Plant species in the poppy family

Oreomecon lapponica is a species in the poppy family known by the common name Lapland poppy. It grows in the Arctic tundra from Norway around the arctic circle to Greenland. Until 2023 it was known as Papaver lapponicum.

==Description==
Oreomecon lapponica is a herbaceous plant that grows multiple flowering stems that are rarely less than 20 centimeters and can reach lengths of 35 cm. Its leaves range in lengths from 5 to 12 cm. but also have a petiole, a leaf stem, that is half to three-quarters the length of the leaf. All of its leaves are in a tuft at the base of the plant and are covered in long white hairs, sometimes very densely. They are lanceolate in outline, shaped like the head of a spear, but with one or two primary lobes as well as two or three pairs of lobes on the sides.

The flowering stems and the single bud at the top of each can be hairless or covered in stiff bristle-like hairs, the color of the hairs is grey-brown. The stems grow straight upwards. The flowers are relatively small, for a poppy, with a diameter of 25 to 35 millimeters. Their petals are largely yellow, only occasionally touched with pink towards their ends. The anthers are also yellow and each flower has five to seven stigmas.

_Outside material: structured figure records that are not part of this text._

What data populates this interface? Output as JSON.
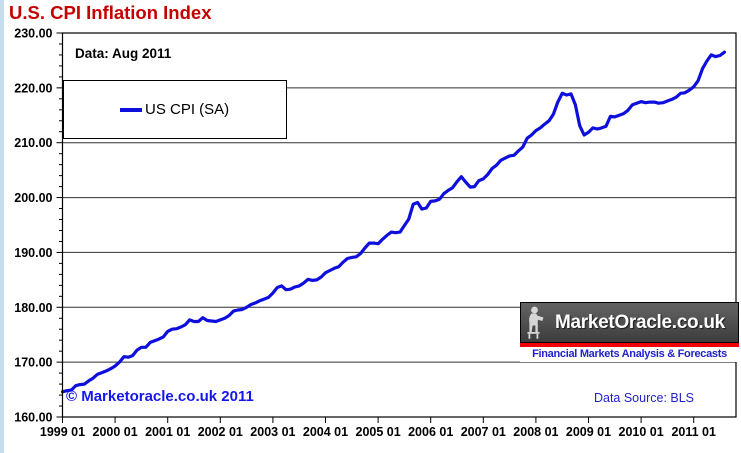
{
  "title": "U.S. CPI Inflation Index",
  "annotations": {
    "data_note": "Data: Aug 2011",
    "copyright": "© Marketoracle.co.uk 2011",
    "data_source": "Data Source: BLS"
  },
  "legend": {
    "label": "US CPI (SA)"
  },
  "logo": {
    "site": "MarketOracle.co.uk",
    "tagline": "Financial Markets Analysis & Forecasts"
  },
  "colors": {
    "title": "#c40000",
    "line": "#0f0fdd",
    "copyright": "#1616ee",
    "source_text": "#2222cc",
    "tagline": "#2222cc",
    "logo_stripe": "#ee0000",
    "left_strip": "#c6dff0",
    "gridline": "#303030"
  },
  "chart_data": {
    "type": "line",
    "title": "U.S. CPI Inflation Index",
    "xlabel": "",
    "ylabel": "",
    "ylim": [
      160,
      230
    ],
    "ytick_step": 10,
    "ytick_labels": [
      "230.00",
      "220.00",
      "210.00",
      "200.00",
      "190.00",
      "180.00",
      "170.00",
      "160.00"
    ],
    "xtick_labels": [
      "1999 01",
      "2000 01",
      "2001 01",
      "2002 01",
      "2003 01",
      "2004 01",
      "2005 01",
      "2006 01",
      "2007 01",
      "2008 01",
      "2009 01",
      "2010 01",
      "2011 01"
    ],
    "grid": "horizontal-only",
    "legend_position": "top-left-box",
    "series": [
      {
        "name": "US CPI (SA)",
        "frequency": "monthly",
        "x_start": "1999-01",
        "x_end": "2011-08",
        "values": [
          164.6,
          164.8,
          164.9,
          165.7,
          165.9,
          166.0,
          166.6,
          167.1,
          167.8,
          168.1,
          168.4,
          168.8,
          169.3,
          170.0,
          171.0,
          170.9,
          171.2,
          172.2,
          172.7,
          172.7,
          173.6,
          173.9,
          174.2,
          174.6,
          175.6,
          176.0,
          176.1,
          176.4,
          176.8,
          177.7,
          177.4,
          177.4,
          178.1,
          177.6,
          177.5,
          177.4,
          177.7,
          178.0,
          178.5,
          179.3,
          179.5,
          179.6,
          180.0,
          180.5,
          180.8,
          181.2,
          181.5,
          181.8,
          182.6,
          183.6,
          183.9,
          183.2,
          183.3,
          183.7,
          183.9,
          184.4,
          185.1,
          184.9,
          185.0,
          185.5,
          186.3,
          186.7,
          187.1,
          187.4,
          188.2,
          188.9,
          189.1,
          189.2,
          189.8,
          190.8,
          191.7,
          191.7,
          191.6,
          192.4,
          193.1,
          193.7,
          193.6,
          193.7,
          194.9,
          196.1,
          198.8,
          199.1,
          197.9,
          198.1,
          199.3,
          199.4,
          199.7,
          200.7,
          201.3,
          201.8,
          202.9,
          203.8,
          202.8,
          201.9,
          202.0,
          203.1,
          203.4,
          204.2,
          205.3,
          205.9,
          206.8,
          207.2,
          207.6,
          207.7,
          208.5,
          209.2,
          210.8,
          211.4,
          212.2,
          212.7,
          213.4,
          214.0,
          215.2,
          217.4,
          219.0,
          218.7,
          218.9,
          216.9,
          213.1,
          211.4,
          211.9,
          212.7,
          212.5,
          212.7,
          213.0,
          214.8,
          214.7,
          215.0,
          215.3,
          215.9,
          216.9,
          217.2,
          217.5,
          217.3,
          217.4,
          217.4,
          217.2,
          217.3,
          217.6,
          217.9,
          218.3,
          219.0,
          219.1,
          219.6,
          220.2,
          221.3,
          223.5,
          224.9,
          226.0,
          225.7,
          225.9,
          226.5
        ]
      }
    ]
  }
}
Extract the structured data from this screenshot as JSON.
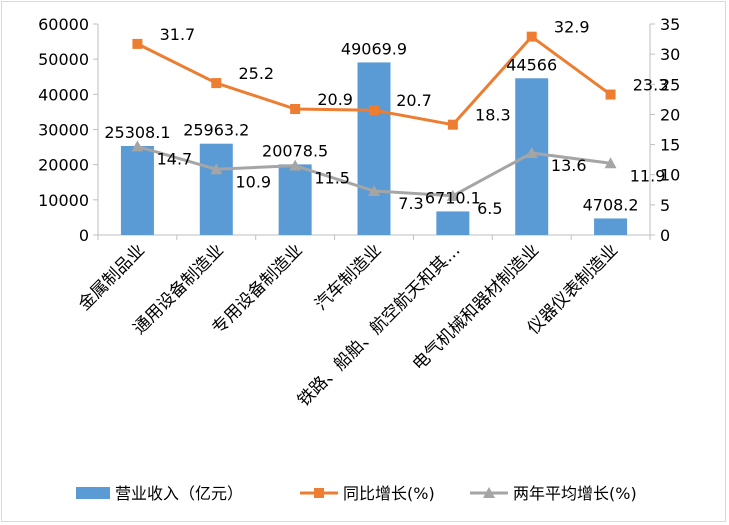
{
  "chart_data": {
    "type": "bar",
    "categories": [
      "金属制品业",
      "通用设备制造业",
      "专用设备制造业",
      "汽车制造业",
      "铁路、船舶、航空航天和其…",
      "电气机械和器材制造业",
      "仪器仪表制造业"
    ],
    "series": [
      {
        "name": "营业收入（亿元）",
        "type": "bar",
        "axis": "left",
        "color": "#5b9bd5",
        "values": [
          25308.1,
          25963.2,
          20078.5,
          49069.9,
          6710.1,
          44566,
          4708.2
        ],
        "labels": [
          "25308.1",
          "25963.2",
          "20078.5",
          "49069.9",
          "6710.1",
          "44566",
          "4708.2"
        ]
      },
      {
        "name": "同比增长(%)",
        "type": "line",
        "axis": "right",
        "color": "#ed7d31",
        "marker": "square",
        "values": [
          31.7,
          25.2,
          20.9,
          20.7,
          18.3,
          32.9,
          23.3
        ],
        "labels": [
          "31.7",
          "25.2",
          "20.9",
          "20.7",
          "18.3",
          "32.9",
          "23.3"
        ]
      },
      {
        "name": "两年平均增长(%)",
        "type": "line",
        "axis": "right",
        "color": "#a5a5a5",
        "marker": "triangle",
        "values": [
          14.7,
          10.9,
          11.5,
          7.3,
          6.5,
          13.6,
          11.9
        ],
        "labels": [
          "14.7",
          "10.9",
          "11.5",
          "7.3",
          "6.5",
          "13.6",
          "11.9"
        ]
      }
    ],
    "y_left": {
      "min": 0,
      "max": 60000,
      "ticks": [
        "0",
        "10000",
        "20000",
        "30000",
        "40000",
        "50000",
        "60000"
      ]
    },
    "y_right": {
      "min": 0,
      "max": 35,
      "ticks": [
        "0",
        "5",
        "10",
        "15",
        "20",
        "25",
        "30",
        "35"
      ]
    },
    "grid": false,
    "legend_position": "bottom"
  }
}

The fruit is a capsule as much as 2 centimeters in length and equally broad to only two-fifths as wide as long.

==Taxonomy==
Oreomecon lapponica was first scientifically described as a subspecies of Papaver radicatum nameed lapponicum by Alexandr Innokentevich Tolmatchew in 1923. The botanist Rolf Nordhagen reclassified it as a species named Papaver lapponicum in 1931. In 2021 a new genus named Oreomecon was created by Gabriele Galasso, Enrico Augusto Banfi, and Fabrizio Bartolucci. In 2023 and the species was moved to it as Oreomecon lapponica.

===Names===
Oreomecon lapponica is known by the common name Lapland poppy.

==Range and habitat==
Lapland poppies have a circumpolar distribution, being native to Norway, the northern parts of Russia and Siberia, Alaska, the northern territories of Canada, and Greenland. It grows from sea level up to elevations of 1000 meters.

It grows in mesic tundra environments and also in the sand and gravel of floodplains and shorelines.